The result of this literature review documents a remarkable list of various quantitative radiologic criteria applied to describe lumbar spinal stenosis. Measurement of antero-posterior diameter and the cross sectional area of spinal canal with varying cut-off levels are the most often applied criteria for central stenosis; height and length of the recess for lateral stenosis and foraminal diameter for foraminal stenosis. Only in a minority of primary prognostic studies, included in systematic reviews evaluating different treatment modalities, distinct and reliable criteria were used to set up eligibility criteria for patients included in these studies.
To our knowledge no structured and systematic review collecting radiological criteria applied for defining lumbar spinal stenosis has been published to date.

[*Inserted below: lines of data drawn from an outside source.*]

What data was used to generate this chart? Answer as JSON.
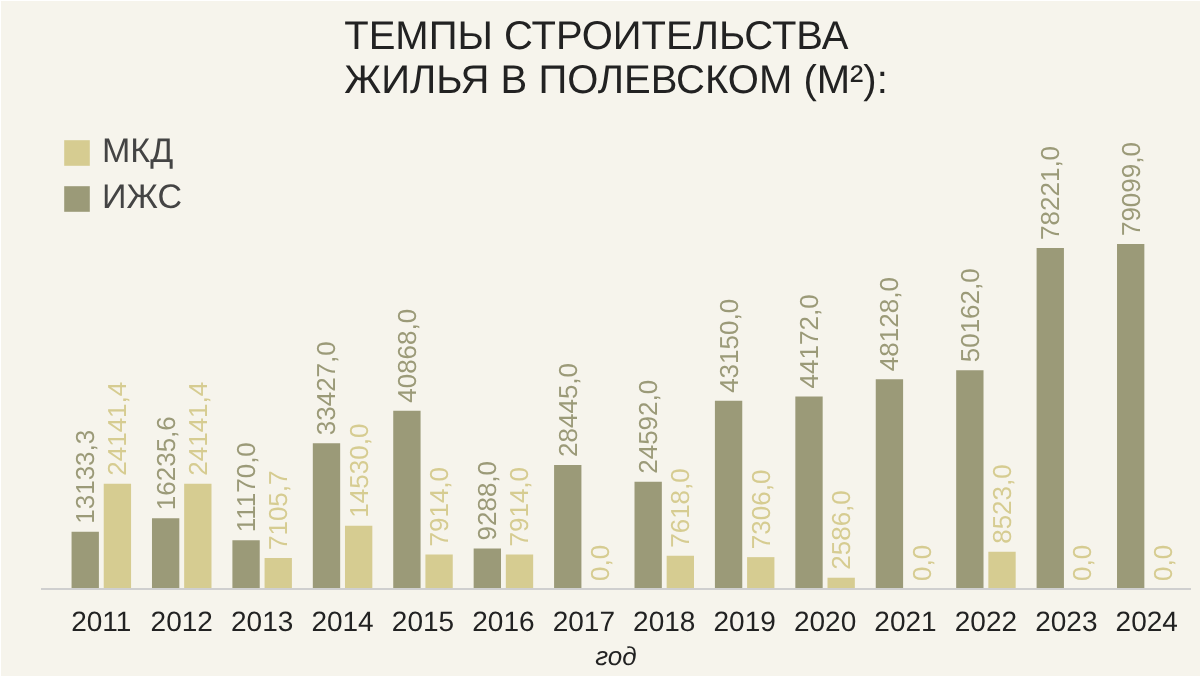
{
  "chart_data": {
    "type": "bar",
    "title": "ТЕМПЫ СТРОИТЕЛЬСТВА\nЖИЛЬЯ В ПОЛЕВСКОМ (М²):",
    "xlabel": "год",
    "categories": [
      "2011",
      "2012",
      "2013",
      "2014",
      "2015",
      "2016",
      "2017",
      "2018",
      "2019",
      "2020",
      "2021",
      "2022",
      "2023",
      "2024"
    ],
    "series": [
      {
        "name": "ИЖС",
        "color": "#9b9a78",
        "values": [
          13133.3,
          16235.6,
          11170.0,
          33427.0,
          40868.0,
          9288.0,
          28445.0,
          24592.0,
          43150.0,
          44172.0,
          48128.0,
          50162.0,
          78221.0,
          79099.0
        ],
        "value_labels": [
          "13133,3",
          "16235,6",
          "11170,0",
          "33427,0",
          "40868,0",
          "9288,0",
          "28445,0",
          "24592,0",
          "43150,0",
          "44172,0",
          "48128,0",
          "50162,0",
          "78221,0",
          "79099,0"
        ]
      },
      {
        "name": "МКД",
        "color": "#d6cc91",
        "values": [
          24141.4,
          24141.4,
          7105.7,
          14530.0,
          7914.0,
          7914.0,
          0.0,
          7618.0,
          7306.0,
          2586.0,
          0.0,
          8523.0,
          0.0,
          0.0
        ],
        "value_labels": [
          "24141,4",
          "24141,4",
          "7105,7",
          "14530,0",
          "7914,0",
          "7914,0",
          "0,0",
          "7618,0",
          "7306,0",
          "2586,0",
          "0,0",
          "8523,0",
          "0,0",
          "0,0"
        ]
      }
    ],
    "legend": "top left",
    "grid": false
  }
}
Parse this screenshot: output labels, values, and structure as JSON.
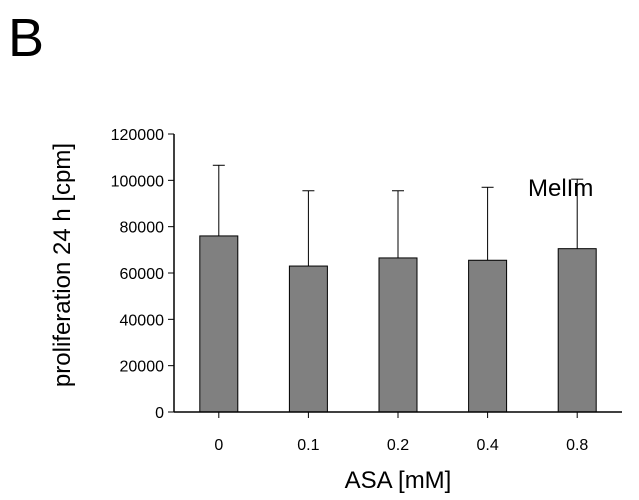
{
  "panel_label": "B",
  "chart_data": {
    "type": "bar",
    "categories": [
      "0",
      "0.1",
      "0.2",
      "0.4",
      "0.8"
    ],
    "values": [
      76000,
      63000,
      66500,
      65500,
      70500
    ],
    "error_upper": [
      106500,
      95500,
      95500,
      97000,
      100500
    ],
    "xlabel": "ASA [mM]",
    "ylabel": "proliferation 24 h  [cpm]",
    "annotation": "MelIm",
    "ylim": [
      0,
      120000
    ],
    "yticks": [
      0,
      20000,
      40000,
      60000,
      80000,
      100000,
      120000
    ],
    "ytick_labels": [
      "0",
      "20000",
      "40000",
      "60000",
      "80000",
      "100000",
      "120000"
    ],
    "bar_color": "#808080",
    "grid": false,
    "legend": "none"
  }
}
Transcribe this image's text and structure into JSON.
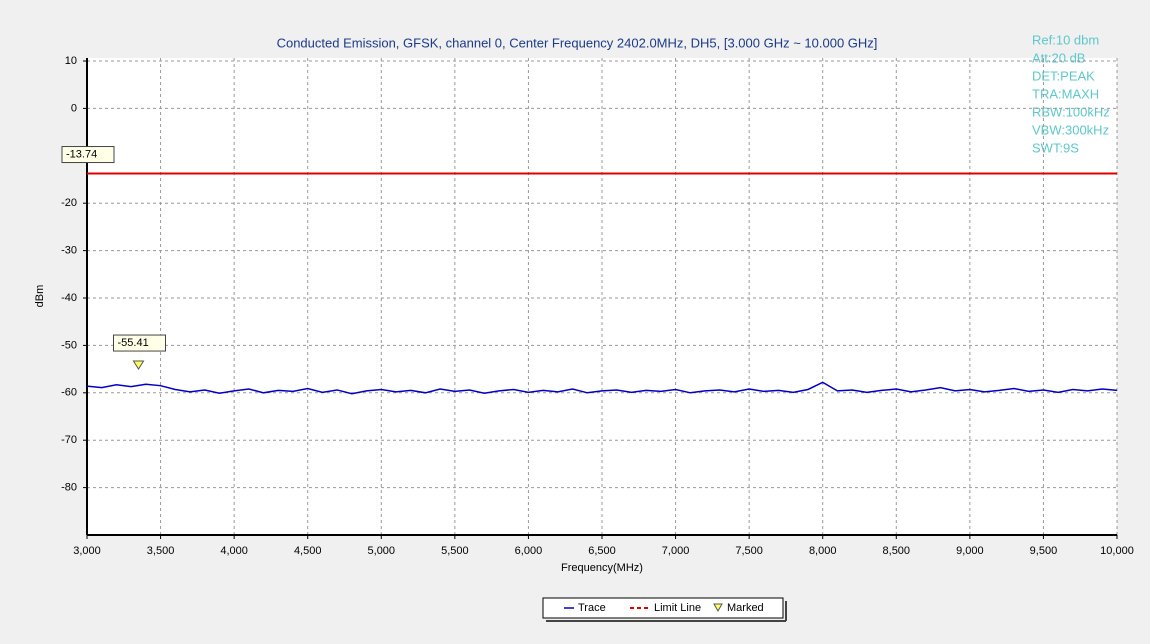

A structured review focusing on clinical eligibility criteria was recently published showing a high degree of variability in inclusion criteria between studies . The finding of our study, focusing on radiological criteria, strengthens the conclusion from Genevay  that there is a need for a consensus on criteria to define and classify lumbar spinal stenosis.
A vague definition of an illness and imprecise criteria to either rule-in or rule-out an illness, as a consequence of that, poses a major problem on performing research in patients with such a disorder. It limits the accurate description of patients enrolled in a study and therefore confines the interpretation and applicability of the obtained results in medical practice. The primary goal of clinical studies is to gain results needed to inform physicians about the intended and adverse effects of different treatment modalities. Our findings indicate shortcomings in defining and classifying lumbar spinal stenosis resulting in imprecise and variable definitions of inclusion criteria in studies evaluating the natural course of the illness or the effect of different treatment modalities. This lack of distinct criteria impairs the interpretation of the study results and the comparability of the findings between different studies.
Two questions are of particular importance concerning diagnosis in patients with clinically suspected lumbar spinal stenosis: First, can a lumbar spinal stenosis be verified by radiological measures? Second, if stenosis is verified by an imaging procedure, are the symptoms and clinical signs caused by the identified somatic anomaly? There is a need to formulate a code of practice, based on shared expert's belief, to set measurement points in the lumbar spine to describe and quantify structural anomalies and in a further step to establish norm- and cut-off values. The aim of further studies might be the development of valid methods to assess the relationship between structural anomalies, symptoms and clinical signs. A difficulty to assess the association of clinical manifestations and anatomical anomalies is the fact that there is no simple reference test for lumbar spinal stenosis. The most obvious reference standard, at least in patients undergoing surgery, could be improvement after surgery. However, surgery at the lumbar spine might have an inadvertent beneficial effect on other mechanical pain generators. Innovative methods have to be developed to overcome these problems.
Although a thorough search in Medline, Embase and the Cochrane Library was performed papers reporting on descriptors of spinal stenosis different from those included in the list we present may have been missed. However, in the primary studies, included in the systematic reviews no additional descriptors not already found in the first search were identified. This indicates that relevant radiologic descriptors of lumbar spinal stenosis have most probably not been missed. A shortcoming of this review is the sole focus on quantitative parameters. Beside them qualitative parameters, e.g., disc protrusion or hypertrophic facet joint degeneration, are used to describe abnormalities in the lumbar spine.
Lumbar spinal stenosis is a common disorder and the most frequent indication for lumbar spine surgery in the elderly. Due to the demographic changes the number of patients with this disorder will increase. There is a need for a consensus among experts on well defined, unambiguous radiological and clinical criteria to define lumbar spinal stenosis. The criteria, reported in this paper, can be used as a source for the development of radiological criteria.